At least, they're self-aware. Lots of brands could benefit from that.
 
Is it only my perception that brands - the usual suspects, Prada and all - have stopped to increase price ?
Even maybe sometimes actual decrease, I could swear I am finding simple mens blousons or jackets in the 1,800-2,000 € brackets that were in the 2,000 - 2,200/2,500 last year, at least at Celine & YSL.
Is it possible ?
 
Is it only my perception that brands - the usual suspects, Prada and all - have stopped to increase price ?
Even maybe sometimes actual decrease, I could swear I am finding simple mens blousons or jackets in the 1,800-2,000 € brackets that were in the 2,000 - 2,200/2,500 last year, at least at Celine & YSL.
Is it possible ?
They trying to save their skin.
 
Is it only my perception that brands - the usual suspects, Prada and all - have stopped to increase price ?
Even maybe sometimes actual decrease, I could swear I am finding simple mens blousons or jackets in the 1,800-2,000 € brackets that were in the 2,000 - 2,200/2,500 last year, at least at Celine & YSL.
Is it possible ?
And I also suspect that they are betting on the fact that tourists are going to travel this summer and actually spend more in Europe than in their domestic market.

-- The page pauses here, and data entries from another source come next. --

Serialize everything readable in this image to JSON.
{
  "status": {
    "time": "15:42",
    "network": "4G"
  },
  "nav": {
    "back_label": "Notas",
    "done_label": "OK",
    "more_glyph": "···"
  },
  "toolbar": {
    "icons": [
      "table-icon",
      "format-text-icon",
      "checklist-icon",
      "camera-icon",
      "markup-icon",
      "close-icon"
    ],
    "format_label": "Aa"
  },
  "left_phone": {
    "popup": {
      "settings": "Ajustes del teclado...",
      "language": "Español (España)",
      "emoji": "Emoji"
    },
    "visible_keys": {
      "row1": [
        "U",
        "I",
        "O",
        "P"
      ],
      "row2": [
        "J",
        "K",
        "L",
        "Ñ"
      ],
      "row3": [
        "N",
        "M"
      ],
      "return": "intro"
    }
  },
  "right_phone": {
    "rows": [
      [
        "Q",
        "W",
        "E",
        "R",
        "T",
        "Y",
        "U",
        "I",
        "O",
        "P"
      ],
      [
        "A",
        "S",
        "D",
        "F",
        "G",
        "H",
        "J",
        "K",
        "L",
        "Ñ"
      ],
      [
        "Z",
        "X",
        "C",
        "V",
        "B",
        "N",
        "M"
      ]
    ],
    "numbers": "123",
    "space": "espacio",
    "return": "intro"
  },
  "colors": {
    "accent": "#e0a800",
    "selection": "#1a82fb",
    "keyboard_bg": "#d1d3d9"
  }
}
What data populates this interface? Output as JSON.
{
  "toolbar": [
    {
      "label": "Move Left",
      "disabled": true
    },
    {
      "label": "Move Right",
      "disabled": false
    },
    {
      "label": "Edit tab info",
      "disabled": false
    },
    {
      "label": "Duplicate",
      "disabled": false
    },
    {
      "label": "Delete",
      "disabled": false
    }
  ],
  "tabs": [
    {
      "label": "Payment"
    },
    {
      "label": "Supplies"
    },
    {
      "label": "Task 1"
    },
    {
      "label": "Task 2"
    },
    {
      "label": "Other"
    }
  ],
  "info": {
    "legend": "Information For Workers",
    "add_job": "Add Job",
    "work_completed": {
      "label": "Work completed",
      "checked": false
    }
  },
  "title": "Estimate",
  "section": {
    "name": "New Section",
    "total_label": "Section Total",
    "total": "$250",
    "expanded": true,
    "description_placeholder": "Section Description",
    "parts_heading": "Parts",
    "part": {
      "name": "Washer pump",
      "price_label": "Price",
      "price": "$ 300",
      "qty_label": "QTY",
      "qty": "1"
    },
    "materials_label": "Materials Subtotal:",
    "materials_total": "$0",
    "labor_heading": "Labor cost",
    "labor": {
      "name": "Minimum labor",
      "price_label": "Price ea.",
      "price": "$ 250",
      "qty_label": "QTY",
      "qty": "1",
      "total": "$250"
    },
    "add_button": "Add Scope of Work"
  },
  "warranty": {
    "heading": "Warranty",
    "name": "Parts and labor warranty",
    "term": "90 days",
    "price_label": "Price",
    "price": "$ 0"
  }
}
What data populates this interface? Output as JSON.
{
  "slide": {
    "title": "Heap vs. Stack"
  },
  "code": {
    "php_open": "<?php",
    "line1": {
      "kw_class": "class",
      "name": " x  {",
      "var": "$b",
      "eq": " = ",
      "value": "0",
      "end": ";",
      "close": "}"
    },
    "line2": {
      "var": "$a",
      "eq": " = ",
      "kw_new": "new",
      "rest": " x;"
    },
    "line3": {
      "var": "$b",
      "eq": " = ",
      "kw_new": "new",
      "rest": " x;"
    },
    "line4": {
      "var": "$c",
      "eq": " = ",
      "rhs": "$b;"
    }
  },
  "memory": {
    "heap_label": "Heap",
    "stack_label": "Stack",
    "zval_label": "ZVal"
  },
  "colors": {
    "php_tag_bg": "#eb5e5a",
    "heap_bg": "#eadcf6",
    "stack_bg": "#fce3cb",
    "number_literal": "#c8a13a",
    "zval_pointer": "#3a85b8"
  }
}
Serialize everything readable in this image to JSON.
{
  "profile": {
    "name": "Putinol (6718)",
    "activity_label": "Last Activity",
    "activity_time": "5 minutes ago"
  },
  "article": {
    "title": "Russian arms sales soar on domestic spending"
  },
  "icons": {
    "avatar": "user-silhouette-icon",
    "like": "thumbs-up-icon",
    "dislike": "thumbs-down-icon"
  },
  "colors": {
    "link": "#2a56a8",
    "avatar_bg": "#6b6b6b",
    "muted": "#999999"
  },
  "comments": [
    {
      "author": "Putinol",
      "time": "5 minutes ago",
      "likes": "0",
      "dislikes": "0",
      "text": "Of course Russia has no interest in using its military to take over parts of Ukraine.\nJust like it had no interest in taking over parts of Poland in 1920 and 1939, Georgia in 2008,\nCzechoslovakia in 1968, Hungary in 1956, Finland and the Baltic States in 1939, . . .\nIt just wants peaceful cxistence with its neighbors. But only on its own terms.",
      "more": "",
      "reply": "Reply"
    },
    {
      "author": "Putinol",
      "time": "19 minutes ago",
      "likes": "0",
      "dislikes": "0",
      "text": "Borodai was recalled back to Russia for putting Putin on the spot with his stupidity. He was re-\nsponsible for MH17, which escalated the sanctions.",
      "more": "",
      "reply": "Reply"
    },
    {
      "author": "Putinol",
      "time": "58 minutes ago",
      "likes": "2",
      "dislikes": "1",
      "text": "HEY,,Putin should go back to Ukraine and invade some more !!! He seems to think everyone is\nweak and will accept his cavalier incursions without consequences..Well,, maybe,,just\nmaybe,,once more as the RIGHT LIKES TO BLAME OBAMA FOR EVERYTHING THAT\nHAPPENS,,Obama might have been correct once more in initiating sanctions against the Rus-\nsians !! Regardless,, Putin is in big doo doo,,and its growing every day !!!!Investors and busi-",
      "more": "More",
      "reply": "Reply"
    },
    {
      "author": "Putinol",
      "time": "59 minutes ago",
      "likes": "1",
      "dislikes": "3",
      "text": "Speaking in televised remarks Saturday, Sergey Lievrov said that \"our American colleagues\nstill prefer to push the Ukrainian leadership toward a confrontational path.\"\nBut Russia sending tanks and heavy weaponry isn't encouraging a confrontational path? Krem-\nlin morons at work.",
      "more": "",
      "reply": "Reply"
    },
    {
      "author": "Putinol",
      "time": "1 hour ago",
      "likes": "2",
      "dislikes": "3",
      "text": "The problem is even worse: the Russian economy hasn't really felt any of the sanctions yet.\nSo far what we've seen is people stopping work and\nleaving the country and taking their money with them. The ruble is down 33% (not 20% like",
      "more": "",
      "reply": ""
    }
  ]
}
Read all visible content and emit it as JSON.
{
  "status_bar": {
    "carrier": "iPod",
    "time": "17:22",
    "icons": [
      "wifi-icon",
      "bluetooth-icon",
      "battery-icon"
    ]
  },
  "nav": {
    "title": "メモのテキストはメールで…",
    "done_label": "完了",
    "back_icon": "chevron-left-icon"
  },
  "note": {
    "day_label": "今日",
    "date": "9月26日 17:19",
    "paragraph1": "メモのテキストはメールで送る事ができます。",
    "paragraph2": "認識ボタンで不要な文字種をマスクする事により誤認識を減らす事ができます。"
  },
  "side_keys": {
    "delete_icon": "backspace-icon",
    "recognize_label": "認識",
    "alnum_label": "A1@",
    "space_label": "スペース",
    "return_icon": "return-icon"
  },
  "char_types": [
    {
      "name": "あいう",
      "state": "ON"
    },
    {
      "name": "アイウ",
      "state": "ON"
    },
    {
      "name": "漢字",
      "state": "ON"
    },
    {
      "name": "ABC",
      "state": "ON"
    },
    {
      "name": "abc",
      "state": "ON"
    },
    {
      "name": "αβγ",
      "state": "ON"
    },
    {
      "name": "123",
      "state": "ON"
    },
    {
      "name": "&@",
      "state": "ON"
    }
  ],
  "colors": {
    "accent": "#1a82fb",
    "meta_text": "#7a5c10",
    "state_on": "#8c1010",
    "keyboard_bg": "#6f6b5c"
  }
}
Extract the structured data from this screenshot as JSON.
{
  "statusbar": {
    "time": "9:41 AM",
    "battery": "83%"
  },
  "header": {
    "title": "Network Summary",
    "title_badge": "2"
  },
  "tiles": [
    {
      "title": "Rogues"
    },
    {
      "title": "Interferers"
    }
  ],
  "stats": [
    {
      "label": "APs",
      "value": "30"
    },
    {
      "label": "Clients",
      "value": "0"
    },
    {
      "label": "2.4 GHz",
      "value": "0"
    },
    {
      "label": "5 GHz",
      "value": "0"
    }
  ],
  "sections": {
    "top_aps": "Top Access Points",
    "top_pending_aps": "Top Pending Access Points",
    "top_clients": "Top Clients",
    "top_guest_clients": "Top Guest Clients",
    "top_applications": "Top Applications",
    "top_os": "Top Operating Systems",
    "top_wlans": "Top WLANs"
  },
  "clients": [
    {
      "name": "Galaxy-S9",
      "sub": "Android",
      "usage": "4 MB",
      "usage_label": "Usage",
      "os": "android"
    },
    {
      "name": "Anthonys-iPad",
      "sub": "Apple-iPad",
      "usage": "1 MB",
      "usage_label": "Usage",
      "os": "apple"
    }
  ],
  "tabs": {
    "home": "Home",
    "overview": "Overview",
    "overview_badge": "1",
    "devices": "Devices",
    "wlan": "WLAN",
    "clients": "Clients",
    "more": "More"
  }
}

They are probably going to increase a little bit the prices in the US and that may affect slightly the aspirational customers buy the 1% that aren’t going to be affected in terms of purchase power would totally take advantage of their holidays in the Euro zone to make some deals.
 
And I also suspect that they are betting on the fact that tourists are going to travel this summer and actually spend more in Europe than in their domestic market.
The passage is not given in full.